I was recently dockerizing tests for a program I’m working on that utilizes fanotify and noticed that the tests, which worked in a VM, were failing to run. Reviewing the logs yielded the culprit: fanotify_init could not be called in the container. TL;DR: you need to run the container with the CAP_SYS_ADMIN capability. But I’m new to the Linux kernel and wanted to know why this was necessary.

To replicate the issue at home, use the following dockerfile:

FROM ubuntu:19.10

WORKDIR /fanotify
COPY . /fanotify
RUN apt-get update
RUN apt-get install -y build-essential
RUN gcc fanotify_example.c -o fanotify_example
CMD ["/fanotify/fanotify_example", "/fanotify"]

The file fanotify_example.c is copy-pasted from the first example on the man page. Building the container should work, but running yields an error:

user@linux:~/fanotify$ docker build -t test_container .
...
user@linux:~/fanotify$ docker run --rm test_container
fanotify_init: Operation not permitted
Press enter key to terminate.

Docker and seccomp

I found this issue on the Docker github page. It refers to issues running Chrome in a container without disabling the sandbox security feature or giving the container CAP_SYS_ADMIN. This is not ideal, as it disables some of docker’s security features. Later down in the thread someone shows it working with a custom seccomp profile, but before I got to that I needed to know what seccomp was.

From reading the docker docs and wikipedia page I was able to infer that seccomp is used to restrict the syscalls available to a given process. This made sense, the default security profile was restricting the container’s access to the fanotify_init syscall. I checked if seccomp was enabled in my kernel and it was:

user@linux:~/fanotify$ grep CONFIG_SECCOMP= /boot/config-$(uname -r)
CONFIG_SECCOMP=y

I guess I really should have read the manual first.

The Github issue thread mentions that the Chrome docker seccomp profile whitelists several syscalls not found in the default profile, including the one I need: fanotify_init. So if we copy that profile and use it to run the container it should work, right? I wanted to be a little smarter than that, so I found the default docker profile and attempted to modify it by moving fanotify_init to the whitelist.
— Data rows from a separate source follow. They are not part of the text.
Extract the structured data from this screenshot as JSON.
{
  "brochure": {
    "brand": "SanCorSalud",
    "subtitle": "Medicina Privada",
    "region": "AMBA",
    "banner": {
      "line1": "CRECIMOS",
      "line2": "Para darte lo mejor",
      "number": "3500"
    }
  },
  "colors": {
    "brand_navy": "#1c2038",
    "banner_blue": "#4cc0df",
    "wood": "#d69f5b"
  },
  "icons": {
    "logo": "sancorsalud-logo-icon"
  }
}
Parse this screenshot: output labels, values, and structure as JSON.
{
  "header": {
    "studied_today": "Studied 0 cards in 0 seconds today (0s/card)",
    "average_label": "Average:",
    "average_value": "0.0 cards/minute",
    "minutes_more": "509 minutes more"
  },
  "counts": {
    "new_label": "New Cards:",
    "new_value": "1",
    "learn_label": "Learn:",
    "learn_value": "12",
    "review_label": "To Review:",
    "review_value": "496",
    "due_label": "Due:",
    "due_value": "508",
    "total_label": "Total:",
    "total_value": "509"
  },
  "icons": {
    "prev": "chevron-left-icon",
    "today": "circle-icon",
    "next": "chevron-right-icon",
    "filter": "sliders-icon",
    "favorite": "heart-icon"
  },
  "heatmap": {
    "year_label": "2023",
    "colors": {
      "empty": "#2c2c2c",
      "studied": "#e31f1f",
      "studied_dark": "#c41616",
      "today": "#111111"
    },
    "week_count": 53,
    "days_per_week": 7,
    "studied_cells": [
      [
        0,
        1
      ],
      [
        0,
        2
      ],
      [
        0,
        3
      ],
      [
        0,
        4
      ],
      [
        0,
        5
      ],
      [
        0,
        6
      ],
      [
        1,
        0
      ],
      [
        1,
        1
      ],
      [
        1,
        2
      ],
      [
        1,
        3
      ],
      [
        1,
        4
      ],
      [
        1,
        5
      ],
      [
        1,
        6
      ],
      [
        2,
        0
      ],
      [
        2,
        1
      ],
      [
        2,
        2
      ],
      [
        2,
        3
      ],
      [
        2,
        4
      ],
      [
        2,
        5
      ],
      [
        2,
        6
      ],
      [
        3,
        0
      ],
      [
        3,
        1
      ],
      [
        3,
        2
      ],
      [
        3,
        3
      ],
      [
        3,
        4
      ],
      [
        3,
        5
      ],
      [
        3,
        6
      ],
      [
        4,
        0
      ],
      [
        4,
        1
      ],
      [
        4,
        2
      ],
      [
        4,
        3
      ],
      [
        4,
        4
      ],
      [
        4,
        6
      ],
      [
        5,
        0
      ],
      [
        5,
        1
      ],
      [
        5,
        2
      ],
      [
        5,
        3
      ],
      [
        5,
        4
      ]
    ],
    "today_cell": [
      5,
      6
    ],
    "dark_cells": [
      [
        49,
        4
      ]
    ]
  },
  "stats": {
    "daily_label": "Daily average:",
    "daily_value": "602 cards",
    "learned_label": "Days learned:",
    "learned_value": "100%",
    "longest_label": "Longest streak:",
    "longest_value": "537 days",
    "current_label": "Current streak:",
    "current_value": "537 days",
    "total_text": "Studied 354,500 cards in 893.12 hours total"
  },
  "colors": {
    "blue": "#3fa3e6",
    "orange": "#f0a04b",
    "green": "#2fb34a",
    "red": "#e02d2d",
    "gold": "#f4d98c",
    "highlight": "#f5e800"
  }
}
Interestingly, fanotify_mark was already whitelisted by default.

First, download the profile:

user@linux:~/fanotify$ wget https://raw.githubusercontent.com/moby/moby/master/profiles/seccomp/default.json

Then remove fanotify_init from line 571 and add it after fanotify_mark on line 95. The block surrounding line 571 already hints at what’s going on here: the list that fanotify_init is in is added when you add the CAP_SYS_ADMIN capability to the container.

If you run the container again with this new profile you can see that…

user@linux:~/fanotify$ docker run --rm \
                                  --security-opt seccomp=default.json \
                                  test_container
fanotify_init: Operation not permitted
Press enter key to terminate.

…it still doesn’t work.

Calling fanotify_init

In fact, not only does adding fanotify_init to the whitelist not work, simply whitelisting everything with the unconfined option doesn’t work either:

user@linux:~/fanotify$ docker run --rm \
                                  --security-opt seccomp=unconfined \
                                  test_container
fanotify_init: Operation not permitted
Press enter key to terminate.

The only thing that works is giving the container CAP_SYS_ADMIN:

user@linux:~/fanotify$ docker run --rm --cap-add=CAP_SYS_ADMIN test_container
Press enter key to terminate.
Listening for events.
Listening for events stopped.

Why?

So why is this happening? I noticed that nowhere in the example code does it return a permission error. The error seemed to come from the code itself, specifically the perror("fanotify_init"); line, so I wanted to see what was actually failing. The first place I looked was where the fanotify_init syscall was defined and to my surprise there was the answer on line 776:

/* fanotify syscalls */
SYSCALL_DEFINE2(fanotify_init, unsigned int, flags, unsigned int, event_f_flags)
{
    // ...
	if (!capable(CAP_SYS_ADMIN))
		return -EPERM;
    // ...
}

If the calling process is not running with CAP_SYS_ADMIN capabilities then fanotify_init itself refuses to run, returning insufficient permissions instead. Unfortunately, it seems that the only way to make fanotify work inside a docker container is to pass the container CAP_SYS_ADMIN.

This made me uncomfortable so I looked up the history of CAP_SYS_ADMIN. It turns out I’m not the only one who thinks this is overly permissive. According to this LWN article from 2012 the CAP_SYS_ADMIN capability accounted for 30% of the uses of capabilities at the time. Having one capability responsible for so many calls seems, to my amateur eyes at least, to defeat the purpose of the capability. The capabilities man page even warns against using CAP_SYS_ADMIN for new features:

       *  Don't choose CAP_SYS_ADMIN if you can possibly avoid it!  A vast
          proportion of existing capability checks are associated with this
          capability (see the partial list above).  It can plausibly be
          called "the new root", since on the one hand, it confers a wide
          range of powers, and on the other hand, its broad scope means that
          this is the capability that is required by many privileged
          programs.  Don't make the problem worse.  The only new features
          that should be associated with CAP_SYS_ADMIN are ones that closely
          match existing uses in that silo.

It’s not ideal, but it looks like I don’t really have a choice. Oh well, at least I learned something.